Hi everyone! I have up for sale my 2012 Tracker Pro165 bass boat. It is in excellent condition with many upgrades. It is currently in Las Vegas.

I purchased the boat new from Bass Pro in 2012. It is 16.5' with a 20HP 4 stroke Mercury Motor. It currently only has 36 hours of run time on the motor. I have had it serviced when recommended by Tracker. It has only been stored in the garage. It truly is in excellent condition with very little use as you can see from the minimal hours. I bought it to fish Miramar and Hodges hence the 20 HP motor. I use to frequent El Cap as well. From my experience, the 20 HP was completely fine just because most SD reservoirs have many no wake zones so the big motor bass boats were just overkill in my opinion. Now taking it out onto Lake Mead, 20HP was a joke. This is definitely not made for big water. Took it out to Lake Mead 3 times and that was it. Too dangerous in a small boat like this. 

So I put several upgrades on the boat.

Front fish finder - Lowrance Elite-4x (on a quick disconnect mount)
Rear Fish Finder - Garmin Striker Plus 5CV (BRAND NEW - installed last year but never took it out)
Power Tilt & Trim by CMC (3 switches - 1 next to motor, 1 on throttle, and 1 near trolling motor foot pedal)
Rod holders
Bass Pro XPS on board dual Battery Charger and Conditioner (with monitor mounted on dash and easy plugin when storing the boat)

2 new batteries
Guide rollers on trailer for easy retrieval
3rd Seat (removable and a custom rod holder can fit in its place)

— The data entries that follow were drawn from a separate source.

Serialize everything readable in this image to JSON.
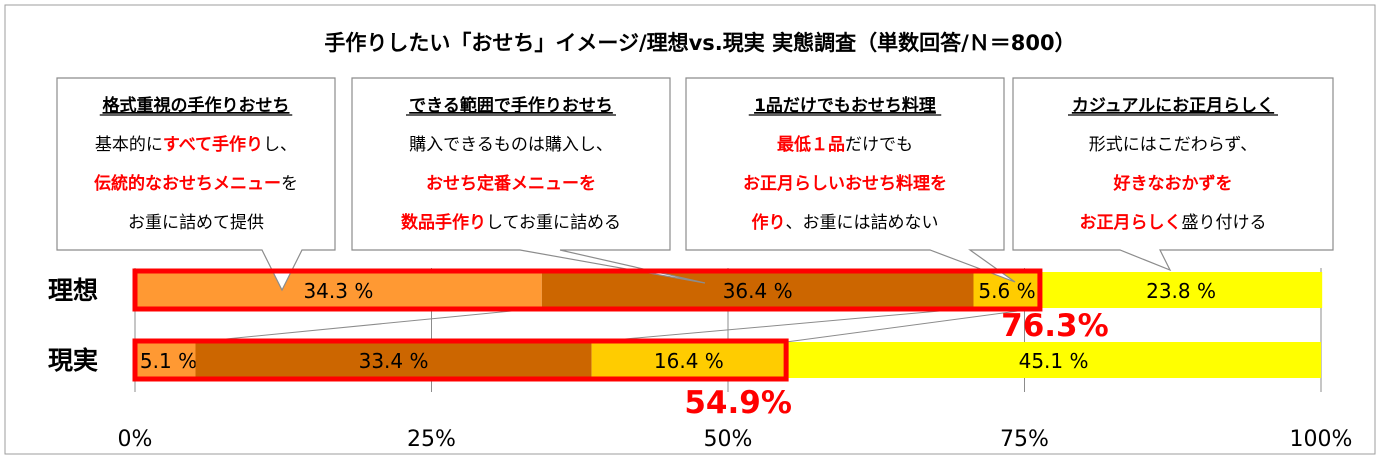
{
  "chart_data": {
    "type": "bar",
    "stacked": true,
    "orientation": "horizontal",
    "title": "手作りしたい「おせち」イメージ/理想vs.現実 実態調査（単数回答/Ｎ＝800）",
    "categories": [
      "理想",
      "現実"
    ],
    "series": [
      {
        "name": "格式重視の手作りおせち",
        "values": [
          34.3,
          5.1
        ],
        "labels": [
          "34.3 %",
          "5.1 %"
        ],
        "color": "#FF9933"
      },
      {
        "name": "できる範囲で手作りおせち",
        "values": [
          36.4,
          33.4
        ],
        "labels": [
          "36.4 %",
          "33.4 %"
        ],
        "color": "#CC6600"
      },
      {
        "name": "1品だけでもおせち料理",
        "values": [
          5.6,
          16.4
        ],
        "labels": [
          "5.6 %",
          "16.4 %"
        ],
        "color": "#FFCC00"
      },
      {
        "name": "カジュアルにお正月らしく",
        "values": [
          23.8,
          45.1
        ],
        "labels": [
          "23.8 %",
          "45.1 %"
        ],
        "color": "#FFFF00"
      }
    ],
    "xlim": [
      0,
      100
    ],
    "xticks": [
      "0%",
      "25%",
      "50%",
      "75%",
      "100%"
    ],
    "grid": true,
    "highlight_color": "#FF0000",
    "highlight_totals": [
      "76.3%",
      "54.9%"
    ],
    "callouts": [
      {
        "title": "格式重視の手作りおせち",
        "lines": [
          [
            {
              "t": "基本的に",
              "r": false
            },
            {
              "t": "すべて手作り",
              "r": true
            },
            {
              "t": "し、",
              "r": false
            }
          ],
          [
            {
              "t": "伝統的なおせちメニュー",
              "r": true
            },
            {
              "t": "を",
              "r": false
            }
          ],
          [
            {
              "t": "お重に詰めて提供",
              "r": false
            }
          ]
        ]
      },
      {
        "title": "できる範囲で手作りおせち",
        "lines": [
          [
            {
              "t": "購入できるものは購入し、",
              "r": false
            }
          ],
          [
            {
              "t": "おせち定番メニューを",
              "r": true
            }
          ],
          [
            {
              "t": "数品手作り",
              "r": true
            },
            {
              "t": "してお重に詰める",
              "r": false
            }
          ]
        ]
      },
      {
        "title": "1品だけでもおせち料理",
        "lines": [
          [
            {
              "t": "最低１品",
              "r": true
            },
            {
              "t": "だけでも",
              "r": false
            }
          ],
          [
            {
              "t": "お正月らしいおせち料理を",
              "r": true
            }
          ],
          [
            {
              "t": "作り",
              "r": true
            },
            {
              "t": "、お重には詰めない",
              "r": false
            }
          ]
        ]
      },
      {
        "title": "カジュアルにお正月らしく",
        "lines": [
          [
            {
              "t": "形式にはこだわらず、",
              "r": false
            }
          ],
          [
            {
              "t": "好きなおかずを",
              "r": true
            }
          ],
          [
            {
              "t": "お正月らしく",
              "r": true
            },
            {
              "t": "盛り付ける",
              "r": false
            }
          ]
        ]
      }
    ]
  }
}
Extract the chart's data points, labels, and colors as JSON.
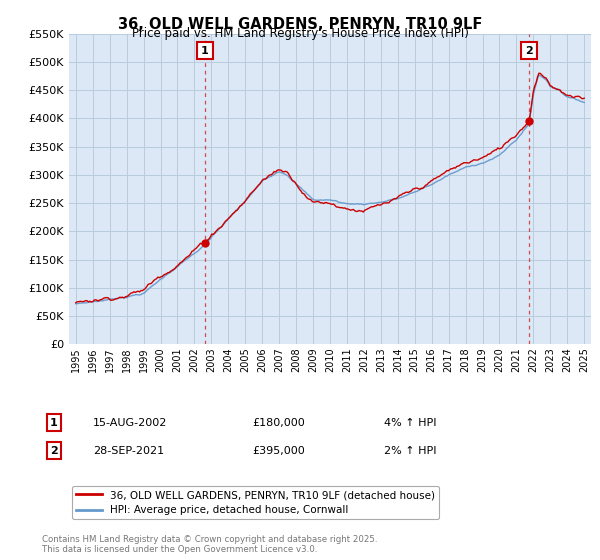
{
  "title": "36, OLD WELL GARDENS, PENRYN, TR10 9LF",
  "subtitle": "Price paid vs. HM Land Registry's House Price Index (HPI)",
  "red_label": "36, OLD WELL GARDENS, PENRYN, TR10 9LF (detached house)",
  "blue_label": "HPI: Average price, detached house, Cornwall",
  "transaction1_date": "15-AUG-2002",
  "transaction1_price": "£180,000",
  "transaction1_hpi": "4% ↑ HPI",
  "transaction1_year": 2002.625,
  "transaction1_value": 180000,
  "transaction2_date": "28-SEP-2021",
  "transaction2_price": "£395,000",
  "transaction2_hpi": "2% ↑ HPI",
  "transaction2_year": 2021.75,
  "transaction2_value": 395000,
  "footer": "Contains HM Land Registry data © Crown copyright and database right 2025.\nThis data is licensed under the Open Government Licence v3.0.",
  "ylim": [
    0,
    550000
  ],
  "yticks": [
    0,
    50000,
    100000,
    150000,
    200000,
    250000,
    300000,
    350000,
    400000,
    450000,
    500000,
    550000
  ],
  "red_color": "#cc0000",
  "blue_color": "#6699cc",
  "dashed_color": "#cc3333",
  "bg_color": "#dce8f5",
  "grid_color": "#b8ccdd"
}
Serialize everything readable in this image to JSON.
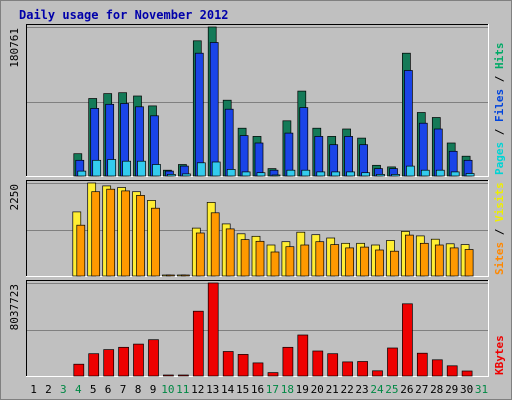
{
  "chart_data": {
    "type": "bar",
    "title": "Daily usage for November 2012",
    "days": [
      "1",
      "2",
      "3",
      "4",
      "5",
      "6",
      "7",
      "8",
      "9",
      "10",
      "11",
      "12",
      "13",
      "14",
      "15",
      "16",
      "17",
      "18",
      "19",
      "20",
      "21",
      "22",
      "23",
      "24",
      "25",
      "26",
      "27",
      "28",
      "29",
      "30",
      "31"
    ],
    "weekend_days": [
      "3",
      "4",
      "10",
      "11",
      "17",
      "18",
      "24",
      "25",
      "31"
    ],
    "panels": [
      {
        "id": "hits",
        "ymax_label": "180761",
        "ymax": 180761,
        "side_labels": [
          {
            "text": "Pages",
            "color": "#00d4d4"
          },
          {
            "text": " / ",
            "color": "#000000"
          },
          {
            "text": "Files",
            "color": "#0044dd"
          },
          {
            "text": " / ",
            "color": "#000000"
          },
          {
            "text": "Hits",
            "color": "#00aa66"
          }
        ],
        "series": [
          {
            "name": "Hits",
            "color": "#147a58",
            "values": [
              0,
              0,
              0,
              27000,
              94000,
              100000,
              101000,
              97000,
              85000,
              7000,
              14000,
              164000,
              180761,
              92000,
              58000,
              48000,
              9000,
              67000,
              103000,
              58000,
              48000,
              57000,
              46000,
              13000,
              11000,
              149000,
              77000,
              71000,
              40000,
              24000,
              0
            ]
          },
          {
            "name": "Files",
            "color": "#1a44e8",
            "values": [
              0,
              0,
              0,
              19000,
              82000,
              87000,
              88000,
              84000,
              73000,
              6000,
              12000,
              149000,
              162000,
              81000,
              49000,
              40000,
              7000,
              52000,
              83000,
              48000,
              38000,
              48000,
              38000,
              9000,
              9000,
              128000,
              64000,
              57000,
              30000,
              19000,
              0
            ]
          },
          {
            "name": "Pages",
            "color": "#33ccee",
            "values": [
              0,
              0,
              0,
              6000,
              19000,
              20000,
              18000,
              18000,
              14000,
              2000,
              2500,
              16000,
              17000,
              8000,
              5000,
              4000,
              1000,
              7000,
              7000,
              5000,
              5000,
              5000,
              4000,
              2000,
              2000,
              12000,
              7000,
              7000,
              5000,
              3000,
              0
            ]
          }
        ]
      },
      {
        "id": "visits",
        "ymax_label": "2250",
        "ymax": 2250,
        "side_labels": [
          {
            "text": "Sites",
            "color": "#ff8800"
          },
          {
            "text": " / ",
            "color": "#000000"
          },
          {
            "text": "Visits",
            "color": "#eeee00"
          }
        ],
        "series": [
          {
            "name": "Visits",
            "color": "#ffee33",
            "values": [
              0,
              0,
              0,
              1550,
              2250,
              2180,
              2140,
              2040,
              1830,
              10,
              10,
              1160,
              1780,
              1260,
              1020,
              960,
              750,
              830,
              1060,
              1000,
              920,
              790,
              790,
              750,
              860,
              1080,
              970,
              890,
              780,
              760,
              0
            ]
          },
          {
            "name": "Sites",
            "color": "#ff9900",
            "values": [
              0,
              0,
              0,
              1230,
              2040,
              2100,
              2060,
              1950,
              1640,
              10,
              10,
              1040,
              1530,
              1140,
              880,
              840,
              580,
              710,
              750,
              830,
              760,
              680,
              700,
              630,
              600,
              990,
              790,
              750,
              680,
              640,
              0
            ]
          }
        ]
      },
      {
        "id": "kbytes",
        "ymax_label": "8037723",
        "ymax": 8037723,
        "side_labels": [
          {
            "text": "KBytes",
            "color": "#ee0000"
          }
        ],
        "series": [
          {
            "name": "KBytes",
            "color": "#ee0000",
            "values": [
              0,
              0,
              0,
              1020000,
              1930000,
              2280000,
              2480000,
              2760000,
              3140000,
              50000,
              50000,
              5600000,
              8037723,
              2120000,
              1870000,
              1130000,
              290000,
              2480000,
              3540000,
              2160000,
              1930000,
              1220000,
              1250000,
              450000,
              2420000,
              6240000,
              1970000,
              1400000,
              880000,
              430000,
              0
            ]
          }
        ]
      }
    ]
  }
}
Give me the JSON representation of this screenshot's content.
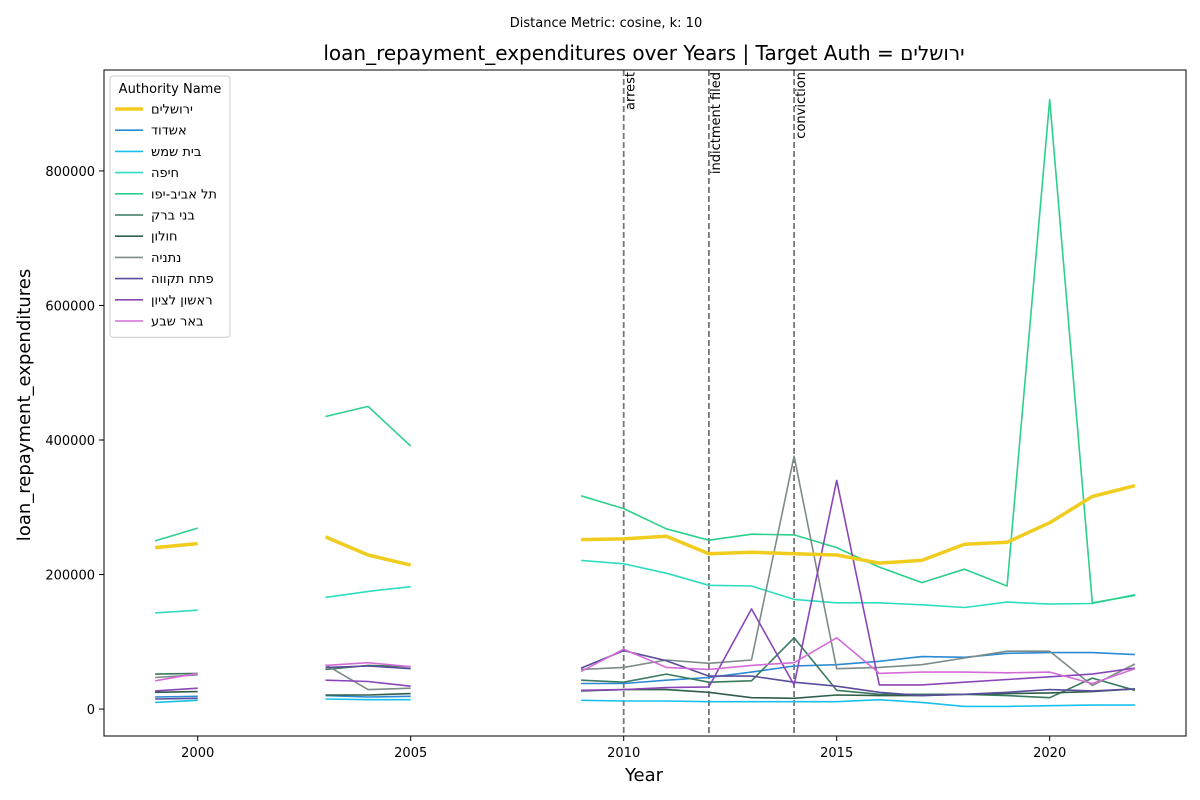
{
  "chart_data": {
    "type": "line",
    "suptitle": "Distance Metric: cosine, k: 10",
    "title": "loan_repayment_expenditures over Years | Target Auth = ירושלים",
    "xlabel": "Year",
    "ylabel": "loan_repayment_expenditures",
    "xlim": [
      1997.8,
      2023.2
    ],
    "ylim": [
      -40000,
      950000
    ],
    "x_ticks": [
      2000,
      2005,
      2010,
      2015,
      2020
    ],
    "y_ticks": [
      0,
      200000,
      400000,
      600000,
      800000
    ],
    "grid": false,
    "legend": {
      "title": "Authority Name",
      "placement": "top-left"
    },
    "events": [
      {
        "x": 2010,
        "label": "arrest"
      },
      {
        "x": 2012,
        "label": "indictment filed"
      },
      {
        "x": 2014,
        "label": "conviction"
      }
    ],
    "x": [
      1999,
      2000,
      2003,
      2004,
      2005,
      2009,
      2010,
      2011,
      2012,
      2013,
      2014,
      2015,
      2016,
      2017,
      2018,
      2019,
      2020,
      2021,
      2022
    ],
    "series": [
      {
        "name": "ירושלים",
        "color": "#f0cc1e",
        "target": true,
        "values": [
          240000,
          246000,
          256000,
          229000,
          214000,
          252000,
          253000,
          257000,
          231000,
          233000,
          231000,
          229000,
          217000,
          221000,
          245000,
          248000,
          277000,
          316000,
          332000
        ]
      },
      {
        "name": "אשדוד",
        "color": "#2a8ad4",
        "values": [
          18000,
          19000,
          20000,
          18000,
          19000,
          38000,
          38000,
          43000,
          47000,
          55000,
          64000,
          66000,
          71000,
          78000,
          77000,
          83000,
          84000,
          84000,
          81000
        ]
      },
      {
        "name": "בית שמש",
        "color": "#19c0ee",
        "values": [
          10000,
          13000,
          15000,
          14000,
          14000,
          13000,
          12000,
          12000,
          11000,
          11000,
          11000,
          11000,
          14000,
          10000,
          4000,
          4000,
          5000,
          6000,
          6000
        ]
      },
      {
        "name": "חיפה",
        "color": "#2edcc0",
        "values": [
          143000,
          147000,
          166000,
          175000,
          182000,
          221000,
          216000,
          202000,
          184000,
          183000,
          163000,
          158000,
          158000,
          155000,
          151000,
          159000,
          156000,
          157000,
          170000
        ]
      },
      {
        "name": "תל אביב-יפו",
        "color": "#2cd08c",
        "values": [
          250000,
          269000,
          435000,
          450000,
          391000,
          317000,
          298000,
          268000,
          251000,
          260000,
          259000,
          240000,
          211000,
          188000,
          208000,
          183000,
          906000,
          158000,
          169000
        ]
      },
      {
        "name": "בני ברק",
        "color": "#3a7a5e",
        "values": [
          52000,
          53000,
          59000,
          65000,
          63000,
          43000,
          40000,
          52000,
          40000,
          42000,
          106000,
          28000,
          22000,
          22000,
          22000,
          20000,
          17000,
          46000,
          28000
        ]
      },
      {
        "name": "חולון",
        "color": "#2f5e4a",
        "values": [
          25000,
          26000,
          21000,
          21000,
          23000,
          27000,
          29000,
          29000,
          25000,
          17000,
          16000,
          21000,
          20000,
          20000,
          22000,
          23000,
          24000,
          26000,
          30000
        ]
      },
      {
        "name": "נתניה",
        "color": "#7c8c88",
        "values": [
          47000,
          51000,
          66000,
          29000,
          31000,
          59000,
          62000,
          73000,
          68000,
          73000,
          376000,
          60000,
          62000,
          66000,
          76000,
          86000,
          86000,
          35000,
          67000
        ]
      },
      {
        "name": "פתח תקווה",
        "color": "#5a4e9c",
        "values": [
          15000,
          16000,
          62000,
          64000,
          60000,
          61000,
          87000,
          72000,
          49000,
          49000,
          40000,
          34000,
          25000,
          20000,
          22000,
          25000,
          29000,
          27000,
          30000
        ]
      },
      {
        "name": "ראשון לציון",
        "color": "#8a46b8",
        "values": [
          27000,
          31000,
          43000,
          41000,
          34000,
          28000,
          29000,
          32000,
          33000,
          149000,
          36000,
          340000,
          36000,
          36000,
          40000,
          44000,
          48000,
          52000,
          61000
        ]
      },
      {
        "name": "באר שבע",
        "color": "#d46cd8",
        "values": [
          42000,
          53000,
          65000,
          69000,
          63000,
          56000,
          89000,
          62000,
          59000,
          65000,
          69000,
          106000,
          53000,
          55000,
          55000,
          54000,
          55000,
          38000,
          60000
        ]
      }
    ],
    "gaps_after_x": [
      2000,
      2005
    ]
  }
}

Aside from the upgrades, also included:

marine lights
anchor
dock buoys
3 or 4 life jackets
Boat cover
tools

Other Details - 16'5 ft length with matching trailer, MotorGuide Pro trolling motor 46# thrust with foot pedal, aluminum hull, 20HP Mercury 4-stroke, Live well, Front storage, under seat storage, rear storage. rod storage.

This was a great boat for my young son and I. I hope another father/son can make some more great memories.

NADA Guides values it at 10k. I'm looking to get $7500 out of it. I will entertain serious offers. If you are willing to come up to Vegas then I would consider dropping the price even more. 

Contact me if you want more pics and have any questions. (858) 774-6640 call or text


----------



## taxidermist (Sep 11, 2007)

This is the kind of boat I'd strip down and make a duck boat. I like the Hull design of these. To bad its not a neglected boat that one could get for 5K less.


----------



## High Desert Elk (Aug 21, 2012)

Be a good starter boat for someone on small water.


----------



## Ballbagz (Nov 11, 2021)

taxidermist said:


> This is the kind of boat I'd strip down and make a duck boat. I like the Hull design of these. To bad its not a neglected boat that one could get for 5K less.


Just curious on what a duck boat is?


----------



## taxidermist (Sep 11, 2007)

Ballbagz said:


> Just curious on what a duck boat is?


Imagen your boat stripped down to the bare bones, only the hull. Beef up the transom, replace the OB motor with a Hyper Drive or Longtail motor. That is the basics of a "duck boat".


----------